A website’s freshness means how often it is updated. The more often a site is updated, the more often search engines have to “crawl” the site in order to find and index new content.

You can teach search engines to index your site more frequently if you publish new content regularly. If your site is being indexed often enough, it will start to move up the rankings on search results pages.

Another important component of freshness is what all those regular updates tell the search engines. If the website is worth all the activity of regular updates, then it is much more likely to be a relevant, authoritative resource for searchers.

The trick to maintaining freshness on the webpages you want to appear on the first page of search results is to always be on the lookout for positive content. Your marketing and public relations teams need to keep a sharp eye for any positive content that can be used to protect your online reputation.

Diversification

Diversifying is as beneficial for online reputation management as it is for investment portfolios: it reduces risks and increases the likelihood of gains.

There are two important aspects of diversifying your online reputation management.

The first is using multiple types of content. You can have all the glowing testimonials in the world, but if all you have is testimonials and no case studies or data to back up your results, that starts to look a bit suspicious. And search engines will only return so many results of one type of content, leaving plenty of room on the first page for negative content.

This means in addition to testimonials, you want to harness the power of reviews, success stories and case studies, press releases, YouTube videos, articles about your expertise, and more.

The second important part of diversification is using multiple websites. The more websites you own and control, the more spaces on the first search results page you can potentially fill, with positive content you have complete control over.

Creating multiple websites isn’t as daunting as it sounds at first. Instead of putting all your content in one place online, simply spread it out by assigning a specific purpose and audience to each different website.

For example, a pharmaceutical online reputation management strategy might include a website for consumers and doctors, another for pharmacies and vendors, a separate blog, and another website for publishing survey results and other data.

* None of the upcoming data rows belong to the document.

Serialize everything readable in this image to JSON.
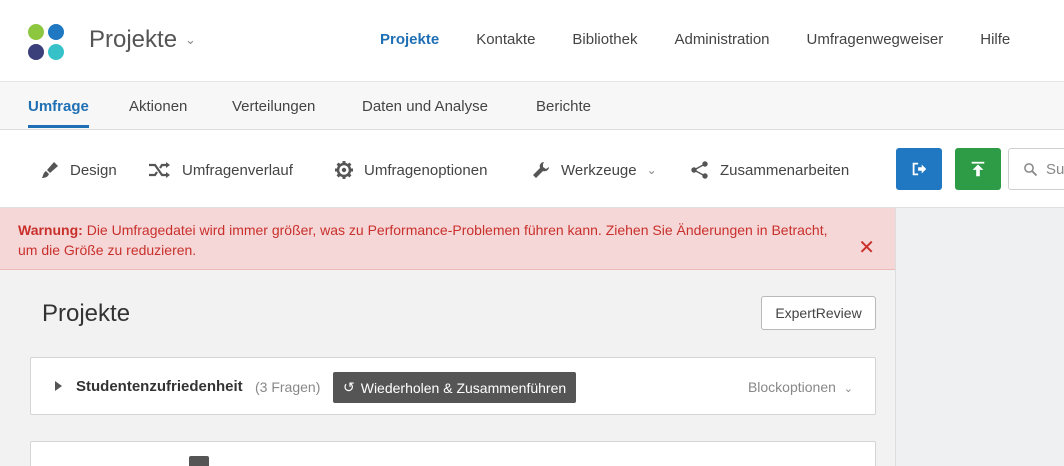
{
  "header": {
    "project_title": "Projekte",
    "logo_colors": [
      "#8dc63f",
      "#1f78c1",
      "#3b3f7a",
      "#37c2c9"
    ],
    "nav": [
      {
        "label": "Projekte",
        "active": true
      },
      {
        "label": "Kontakte"
      },
      {
        "label": "Bibliothek"
      },
      {
        "label": "Administration"
      },
      {
        "label": "Umfragenwegweiser"
      },
      {
        "label": "Hilfe"
      }
    ]
  },
  "tabs": [
    {
      "label": "Umfrage",
      "active": true
    },
    {
      "label": "Aktionen"
    },
    {
      "label": "Verteilungen"
    },
    {
      "label": "Daten und Analyse"
    },
    {
      "label": "Berichte"
    }
  ],
  "toolbar": {
    "items": [
      {
        "label": "Design",
        "icon": "paintbrush-icon"
      },
      {
        "label": "Umfragenverlauf",
        "icon": "flow-shuffle-icon"
      },
      {
        "label": "Umfragenoptionen",
        "icon": "gear-icon"
      },
      {
        "label": "Werkzeuge",
        "icon": "wrench-icon"
      },
      {
        "label": "Zusammenarbeiten",
        "icon": "share-icon"
      }
    ],
    "search_placeholder": "Su"
  },
  "warning": {
    "prefix": "Warnung:",
    "message": "Die Umfragedatei wird immer größer, was zu Performance-Problemen führen kann. Ziehen Sie Änderungen in Betracht, um die Größe zu reduzieren."
  },
  "main": {
    "title": "Projekte",
    "expert_review_label": "ExpertReview",
    "blocks": [
      {
        "name": "Studentenzufriedenheit",
        "count": "(3 Fragen)",
        "merge_label": "Wiederholen & Zusammenführen",
        "options_label": "Blockoptionen"
      }
    ]
  },
  "colors": {
    "accent": "#1f6fb4",
    "warning_bg": "#f5d7d7",
    "warning_text": "#c9302c",
    "btn_blue": "#1f78c1",
    "btn_green": "#2e9c47"
  }
}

Diversifying content in these two ways makes your content more relevant and authoritative because each website and type of content appeals to specific audiences and search queries.

Support

Good support means earning plenty of links to your website(s) from many different reputable sources over a long period of time. Flooding your website with too many links all at once is very suspicious and you will almost certainly be penalized for it. And trying to get links from low-quality websites won’t help your rankings, either.

The trick to getting good links is to create content so valuable you could practically sell it. When your content is that unique and useful, it draws attention from the kind of websites you want to link to yours.

Earning links that way takes time, though. When you don’t have a lot of time to devote to getting that support, you can create some of it yourself through press releases, article marketing, and blogging. Just make sure this content is as helpful and valuable as possible.

Building good support for your websites is an important part of online reputation management for two reasons.

First, it improves your off-page SEO, which helps your content appear higher in search results.

Second, the webpages linking to yours can also show up on search results pages, so searchers see even more positive content about your brand.

Getting plenty of support through high-quality links tells search engines that other people online think your content is relevant and authoritative, which strongly influences how search engines rank results.

Freshness, diversification, and support are not the only SEO tools to use in your online reputation management strategy, but they are some of the most important. Implement all three and you’ll be well on your way to presenting searchers with the best information about your brand.